The trailers for Where the Wild Things Are that have been playing for the last six months were so thrilling and so moving — I know adults who reduce themselves to tears watching them on the internet — that it would be almost impossible for any full-length feature to live up to their promise. And the film does not.
That said, Spike Jonze’s long-awaited film adaptation of Maurice Sendak’s classic 1963 children’s book is by no means a catastrophe or a travesty, like the efforts to put the Dr Seuss books on the big screen. Indeed, it is a dazzling achievement in many ways, brilliantly inventive in its efforts to capture the visual and emotional world of Sendak’s 18 pages, and often very beautiful.
Unfortunately, it may be too complicated and too sad for small children and too slow and self-consciously whimsical for adults. Certainly it loses momentum after the second or third time you see the superbly created Wild Things bouncing and bounding around their island. And it often seems to be pulling in different directions, as if the filmmakers could not agree if their story was really about a child’s imaginative world or an expression of young adult cynicism about the adult world.
Of course, to turn an 18-page picture book with only 10 lines of text into a film, Jonze, whose previous work includes Adaptation and Being John Malkovich, and his co-screenwriter, Dave Eggers, had to invent a great deal. In particular they fill out the character of the little boy Max and have given the monsters names, personalities and dialogue. One of them even becomes Max’s special friend. They also invent a backstory. Max (Max Records) here is a child of divorce, living with his mother (Catherine Keener) and older sister but missing his father. He enters the magic world of the Wild Things not from his bed, as in the book, but after running away from home, following a row he provokes with his mother.
He sprints down the street after biting his mother on the shoulder — to the shock of her new boyfriend (Mark Ruffalo) — and finds his way to a sailboat on a lake. Still wearing his towelling wolf-suit, he takes the boat out onto open water and is caught in a genuinely scary storm before landing on an island.
At times the filmmakers try to turn the story into a lesson about running a family
Max is not a particularly sympathetic nine-year-old: he is selfish, sullen, aggressive and desperately in need of discipline. The creatures he discovers on the island are melancholy hybrids of child and grown-up. Rightly, they are scary as well as cuddly, with intimidating teeth and claws, but they do not seem especially wild. When they make Max their king, rather than eating him, it is because they want someone to protect them from sadness. When they are not obeying Max’s orders to sleep in a big pile, fight with clods of earth, or to build a (stunningly envisioned) fort, they are sombre and neurotic.
Visually, however, they are perfect.
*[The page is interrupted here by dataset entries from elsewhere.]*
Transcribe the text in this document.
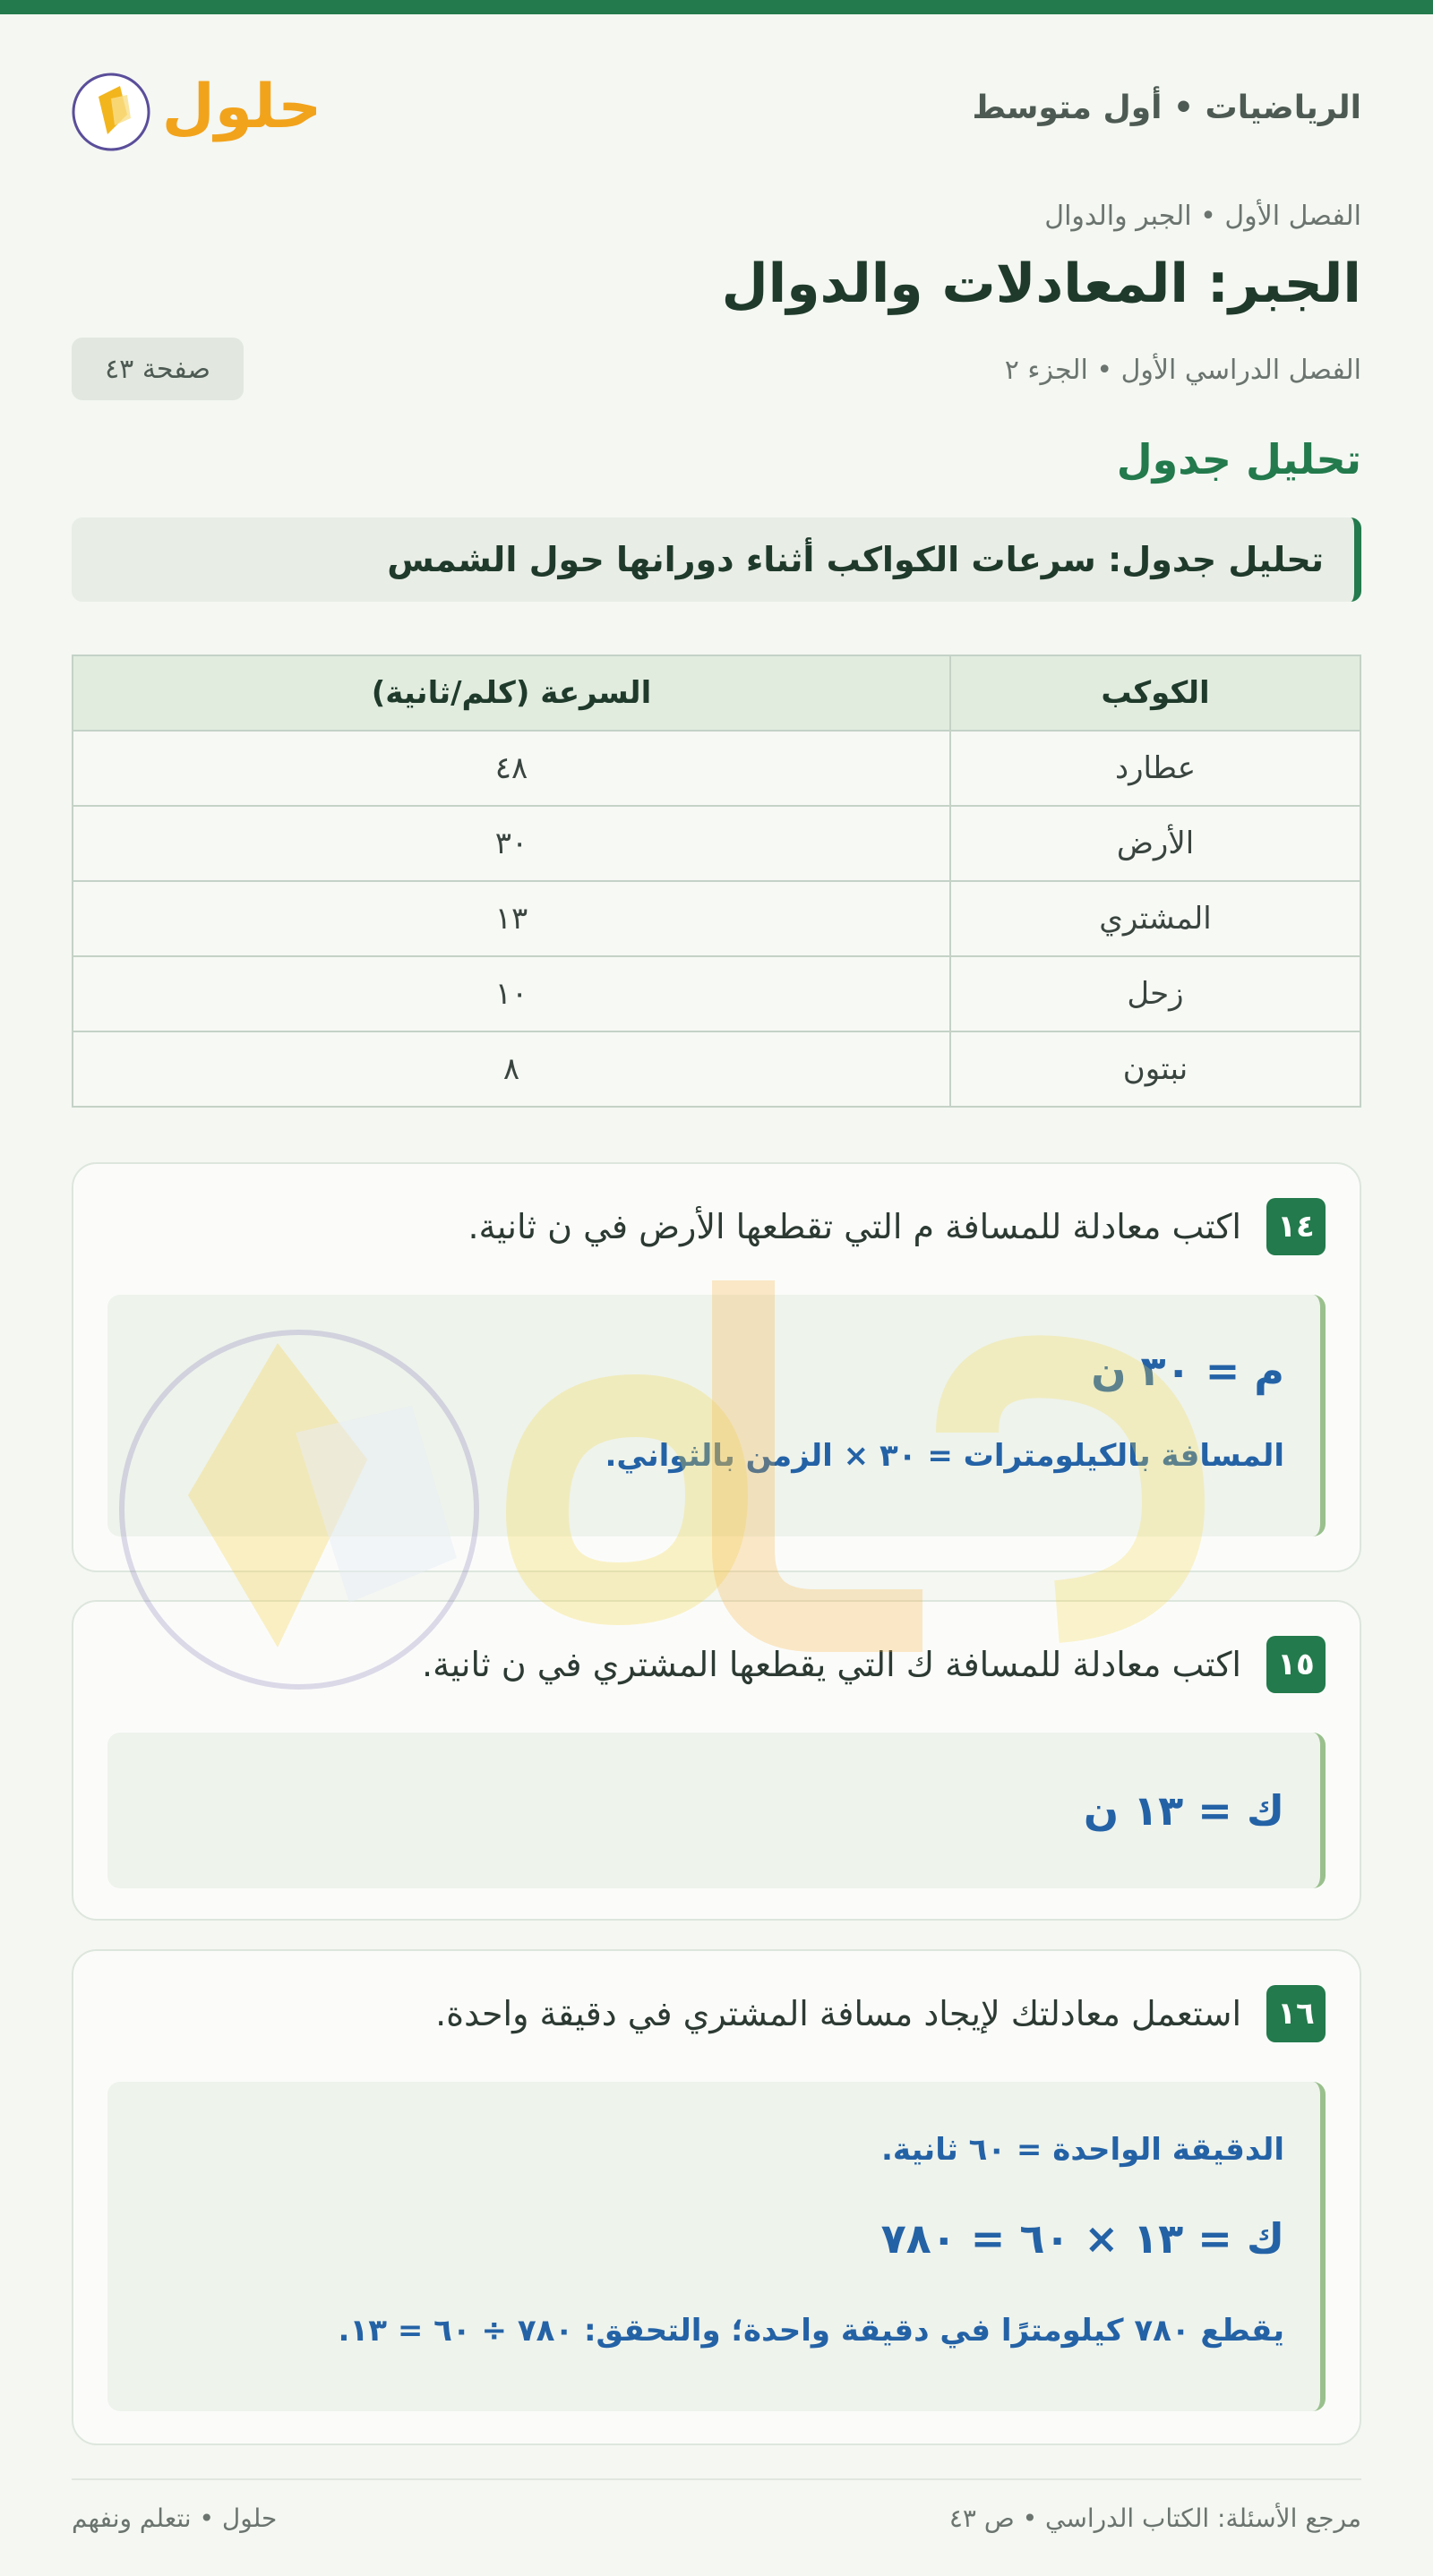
الرياضيات • أول متوسط
حلول
الفصل الأول • الجبر والدوال
الجبر: المعادلات والدوال
الفصل الدراسي الأول • الجزء ٢
صفحة ٤٣
تحليل جدول
تحليل جدول: سرعات الكواكب أثناء دورانها حول الشمس
الكوكب	السرعة (كلم/ثانية)
عطارد	٤٨
الأرض	٣٠
المشتري	١٣
زحل	١٠
نبتون	٨
١٤
اكتب معادلة للمسافة م التي تقطعها الأرض في ن ثانية.
م = ٣٠ ن
المسافة بالكيلومترات = ٣٠ × الزمن بالثواني.
١٥
اكتب معادلة للمسافة ك التي يقطعها المشتري في ن ثانية.
ك = ١٣ ن
١٦
استعمل معادلتك لإيجاد مسافة المشتري في دقيقة واحدة.
الدقيقة الواحدة = ٦٠ ثانية.
ك = ١٣ × ٦٠ = ٧٨٠
يقطع ٧٨٠ كيلومترًا في دقيقة واحدة؛ والتحقق: ٧٨٠ ÷ ٦٠ = ١٣.
مرجع الأسئلة: الكتاب الدراسي • ص ٤٣
حلول • نتعلم ونفهم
The huge shaggy costumes for the Wild Things were created by the Jim Henson Creature Shop, responsible for the Muppets, and they are just right in the way that they simultaneously resemble real animals, stuffed toys and things from a nightmare. They are all the more effective because Jonze has used computer-generated animation to make their big, wide mouths move as they speak.
When they do talk it is with the voices of a superb cast headed by James Gandolfini of The Sopranos and supported by Lauren Ambrose, Chris Cooper, Forest Whitaker, Paul Dano and Catherine O’Hara.
Though it sometimes seems that the Wild Things are all supposed to be projections of Max’s own imagination, Jonze and Eggers have chosen to make them sound like middle-aged adults. Sendak has admitted modelling his creatures on his own, less glamorous Jewish relatives. Jonze’s and Eggers’s versions kvetch, kibbitz and argue as if they were residents in a New York old people’s home. At other times they squabble like children.
There is Ira and Judith (Whitaker and O’Hara) as a comfortable but whiny couple; KW (Ambrose), an emotionally mature girl-beast who has brought trouble to the gang by leaving it for new friends at the beach; wise bird-like Douglas (Cooper) and, most important, Carol (Gandolfini), who seems as violently temperamental and vulnerable as Max himself.
Things have clearly gone wrong in their gang in the past, grown-up things like failed love affairs. But it is in the peevish, elliptical conversations they have that the film eventually falters. At times the filmmakers even seem to be trying to turn the story into a lesson for Max about the difficulty of running a family, or even a half-baked political allegory about authority and democracy. When Max finally goes home — the story having all but petered out — it is not “to be where someone loved him best of all” but because his kingship has failed.
Ultimately, it is hard not to wish that the characters would shut up and let the dreamlike images, including the beautifully filmed Australian landscapes, do the talking.